BackgroundRecent clinical trials have suggested that blockade of interleukin-1 (IL-1) can have a favorable impact on patients with myocardial infarction and heart failure. However, the mechanism of antagonism of this specific cytokine in mediating cardiac disease remains unclear. Hence, we sought to determine the influence of IL-1 blockade on acute hypertensive remodeling. MethodsTransverse aortic constriction was performed in C57BL mice with or without intraperitoneal administration of interleukin 1 receptor antagonism (IL-1Ra). Function, structure, and molecular diagnostics were subsequently performed and analyzed. ResultsSix weeks after transverse aortic constriction, a progressive decline of ejection fraction and increases in left ventricle mass and dimensions were effectively mitigated with IL-1Ra. Transverse aortic constriction resulted in an expected profile of hypertrophic markers including myosin heavy chain, atrial natriuretic peptide, and skeletal muscle actin, which were all significantly lower in IL-1Ra treated mice. Although trichrome staining 2 weeks after transverse aortic constriction demonstrated similar levels of fibrosis, IL-1ra–reduced expression of collagen-1, tissue inhibitor of metallopeptidase 1, and periostin.

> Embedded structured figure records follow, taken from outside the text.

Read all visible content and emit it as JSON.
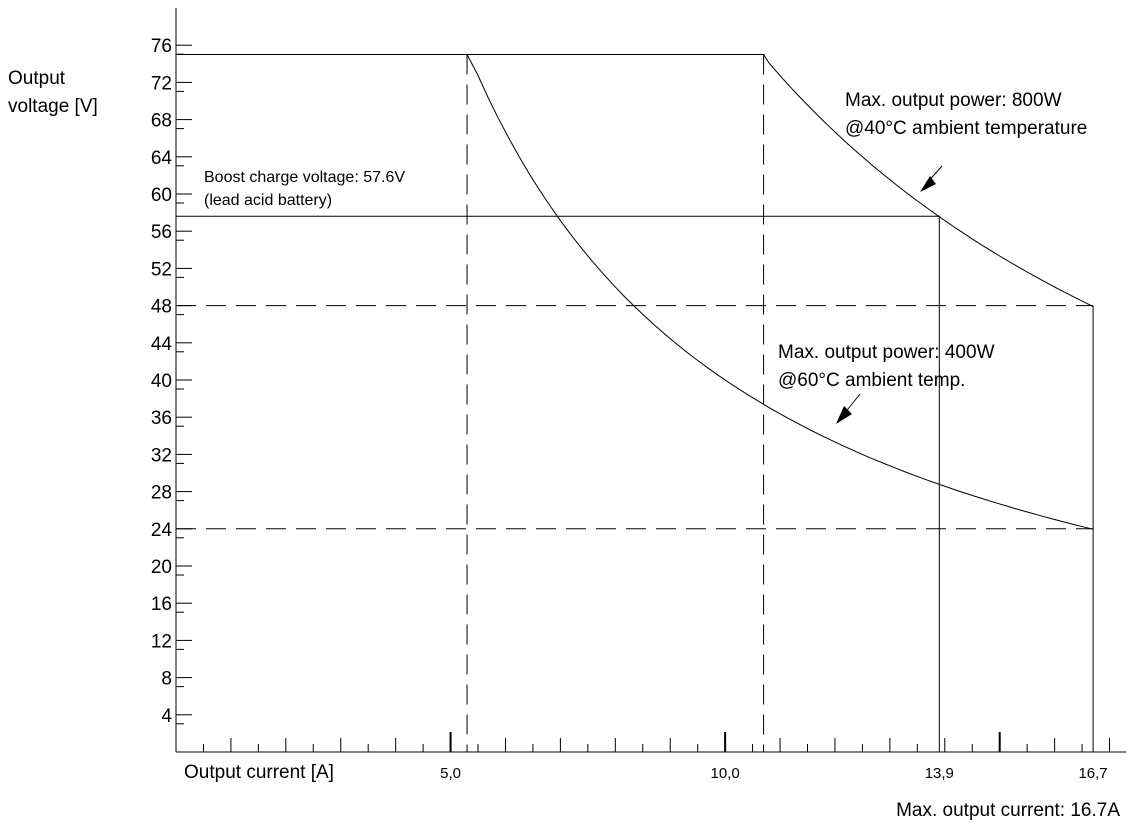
{
  "chart_data": {
    "type": "line",
    "title": "",
    "ylabel_line1": "Output",
    "ylabel_line2": "voltage [V]",
    "xlabel": "Output current [A]",
    "footer_note": "Max. output current: 16.7A",
    "y_ticks": [
      4,
      8,
      12,
      16,
      20,
      24,
      28,
      32,
      36,
      40,
      44,
      48,
      52,
      56,
      60,
      64,
      68,
      72,
      76
    ],
    "x_tick_labels": [
      "5,0",
      "10,0",
      "13,9",
      "16,7"
    ],
    "xlim": [
      0,
      17.3
    ],
    "ylim": [
      0,
      80
    ],
    "grid": false,
    "series": [
      {
        "name": "Max. output power: 800W @40°C ambient temperature",
        "x": [
          0,
          10.7,
          11.5,
          12.5,
          13.9,
          15.0,
          16.0,
          16.7
        ],
        "y": [
          75,
          75,
          69.6,
          64.0,
          57.6,
          53.3,
          50.0,
          48
        ]
      },
      {
        "name": "Max. output power: 400W @60°C ambient temperature",
        "x": [
          0,
          5.3,
          6.0,
          7.0,
          8.0,
          10.0,
          12.0,
          13.9,
          15.0,
          16.7
        ],
        "y": [
          75,
          75,
          66.7,
          57.1,
          50.0,
          40.0,
          33.3,
          28.8,
          26.7,
          24
        ]
      },
      {
        "name": "Boost charge voltage 57.6V",
        "x": [
          0,
          13.9,
          13.9
        ],
        "y": [
          57.6,
          57.6,
          0
        ]
      },
      {
        "name": "Max. output current 16.7A",
        "x": [
          16.7,
          16.7
        ],
        "y": [
          48,
          0
        ]
      }
    ],
    "reference_lines": [
      {
        "axis": "y",
        "value": 48,
        "style": "dashed"
      },
      {
        "axis": "y",
        "value": 24,
        "style": "dashed"
      },
      {
        "axis": "x",
        "value": 5.3,
        "style": "dashed"
      },
      {
        "axis": "x",
        "value": 10.7,
        "style": "dashed"
      }
    ],
    "annotations": {
      "boost_line1": "Boost charge voltage: 57.6V",
      "boost_line2": "(lead acid battery)",
      "p800_line1": "Max. output power: 800W",
      "p800_line2": "@40°C ambient temperature",
      "p400_line1": "Max. output power: 400W",
      "p400_line2": "@60°C ambient temp."
    }
  }
}
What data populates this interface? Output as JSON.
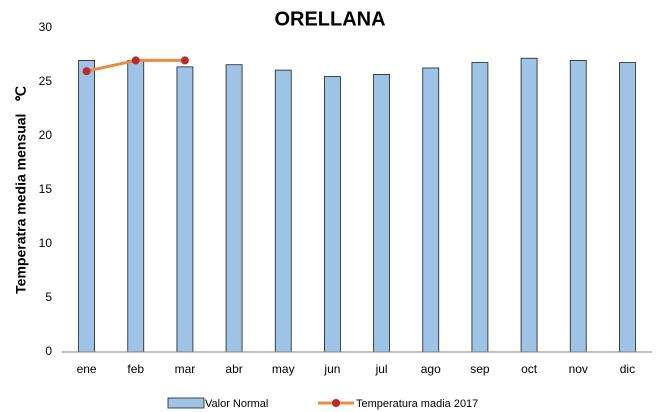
{
  "chart_data": {
    "type": "bar",
    "title": "ORELLANA",
    "y_label": "Temperatra media mensual   ℃",
    "categories": [
      "ene",
      "feb",
      "mar",
      "abr",
      "may",
      "jun",
      "jul",
      "ago",
      "sep",
      "oct",
      "nov",
      "dic"
    ],
    "series": [
      {
        "name": "Valor Normal",
        "type": "bar",
        "color": "#9dc3e6",
        "values": [
          27,
          27,
          26.4,
          26.6,
          26.1,
          25.5,
          25.7,
          26.3,
          26.8,
          27.2,
          27,
          26.8
        ]
      },
      {
        "name": "Temperatura madia 2017",
        "type": "line",
        "color": "#f08a3c",
        "marker_color": "#c0272d",
        "values": [
          26,
          27,
          27,
          null,
          null,
          null,
          null,
          null,
          null,
          null,
          null,
          null
        ]
      }
    ],
    "ylim": [
      0,
      30
    ],
    "yticks": [
      0,
      5,
      10,
      15,
      20,
      25,
      30
    ],
    "grid": false,
    "legend": "bottom"
  }
}
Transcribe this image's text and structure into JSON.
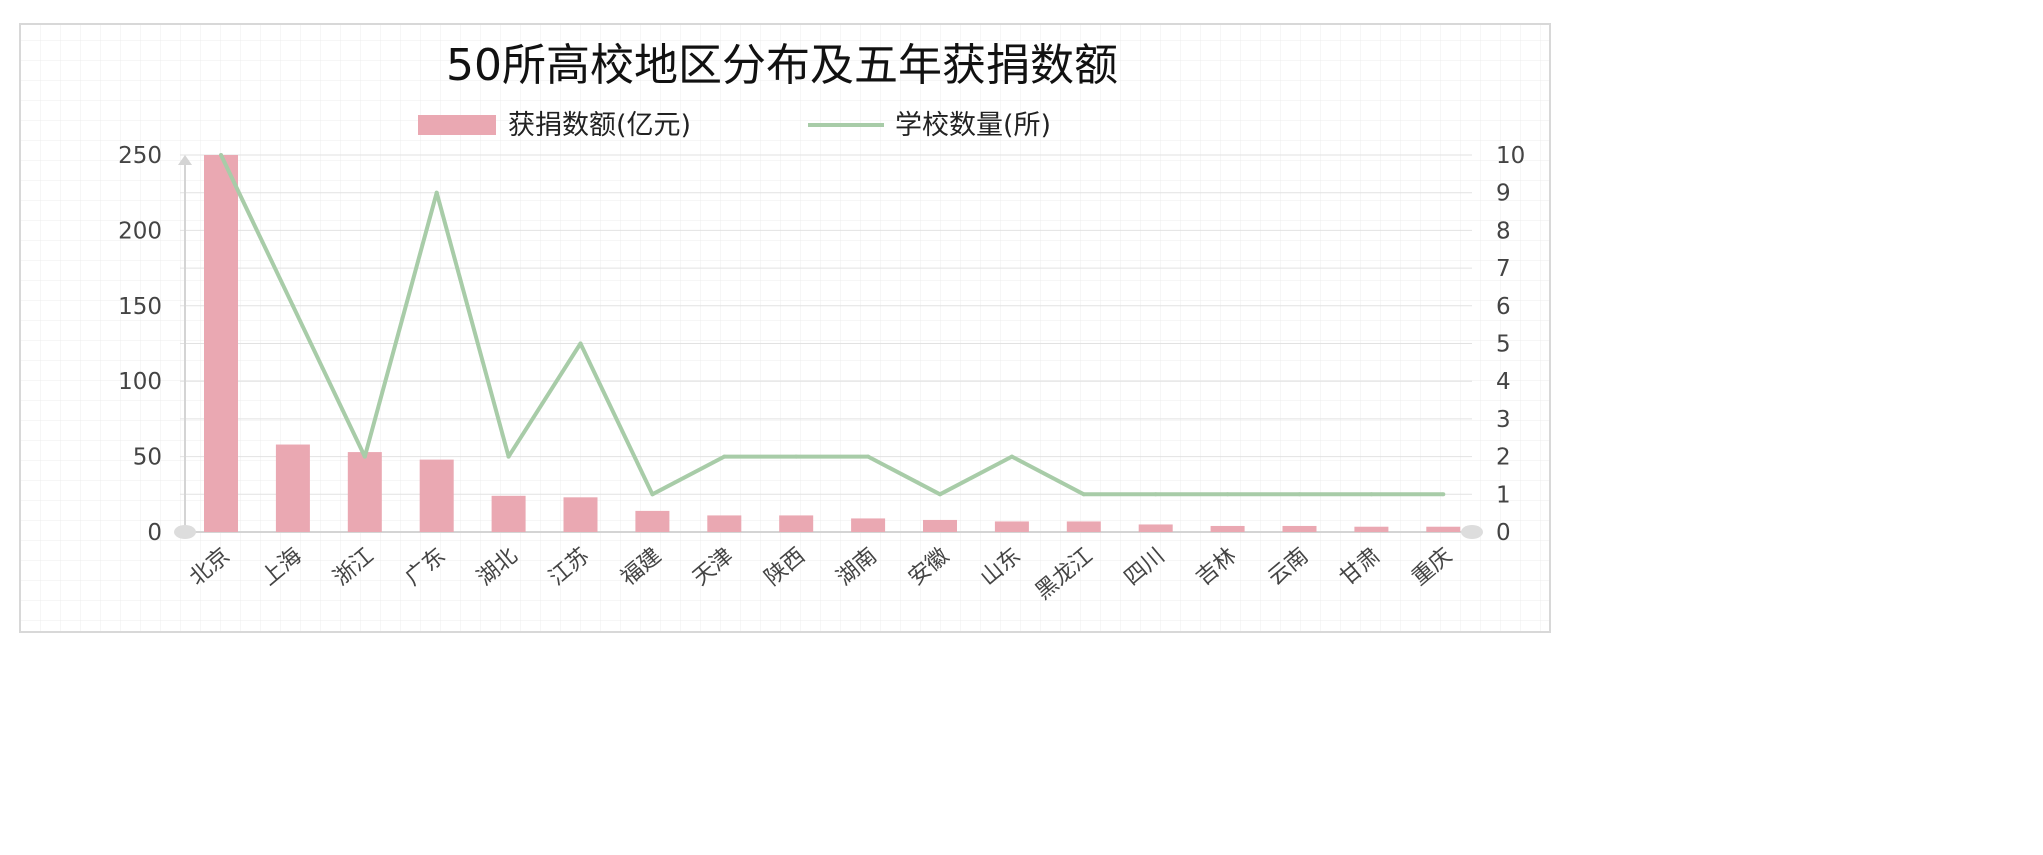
{
  "chart_data": {
    "type": "bar",
    "title": "50所高校地区分布及五年获捐数额",
    "categories": [
      "北京",
      "上海",
      "浙江",
      "广东",
      "湖北",
      "江苏",
      "福建",
      "天津",
      "陕西",
      "湖南",
      "安徽",
      "山东",
      "黑龙江",
      "四川",
      "吉林",
      "云南",
      "甘肃",
      "重庆"
    ],
    "series": [
      {
        "name": "获捐数额(亿元)",
        "type": "bar",
        "axis": "left",
        "color": "#eaa8b2",
        "values": [
          250,
          58,
          53,
          48,
          24,
          23,
          14,
          11,
          11,
          9,
          8,
          7,
          7,
          5,
          4,
          4,
          3.5,
          3.5
        ]
      },
      {
        "name": "学校数量(所)",
        "type": "line",
        "axis": "right",
        "color": "#a8cca8",
        "values": [
          10,
          6,
          2,
          9,
          2,
          5,
          1,
          2,
          2,
          2,
          1,
          2,
          1,
          1,
          1,
          1,
          1,
          1
        ]
      }
    ],
    "y_left": {
      "range": [
        0,
        250
      ],
      "ticks": [
        "250",
        "200",
        "150",
        "100",
        "50",
        "0"
      ]
    },
    "y_right": {
      "range": [
        0,
        10
      ],
      "ticks": [
        "10",
        "9",
        "8",
        "7",
        "6",
        "5",
        "4",
        "3",
        "2",
        "1",
        "0"
      ]
    },
    "grid": true,
    "legend": "top-center"
  }
}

Investigating the angiogenic response to pressure overload, similar levels of vascular endothelial growth factor were observed, but IL-1Ra was associated with more stromal cell-derived factor-1. Immune cell infiltration (macrophages and lymphocytes) was also decreased in IL-1Ra treated mice. Similarly, cytokine concentrations of IL-1, IL-18, and IL-6 were all reduced in IL-1Ra–treated animals. ConclusionsInterleukin-1Ra prevents the progression toward heart failure associated with acute pressure overload. This functional response was associated with reductions in mediators of fibrosis, cellular infiltration, and cytokine production. These results provide mechanistic insight into recent clinical trials and could springboard future investigations in patients with pressure-overload–based cardiomyopathies.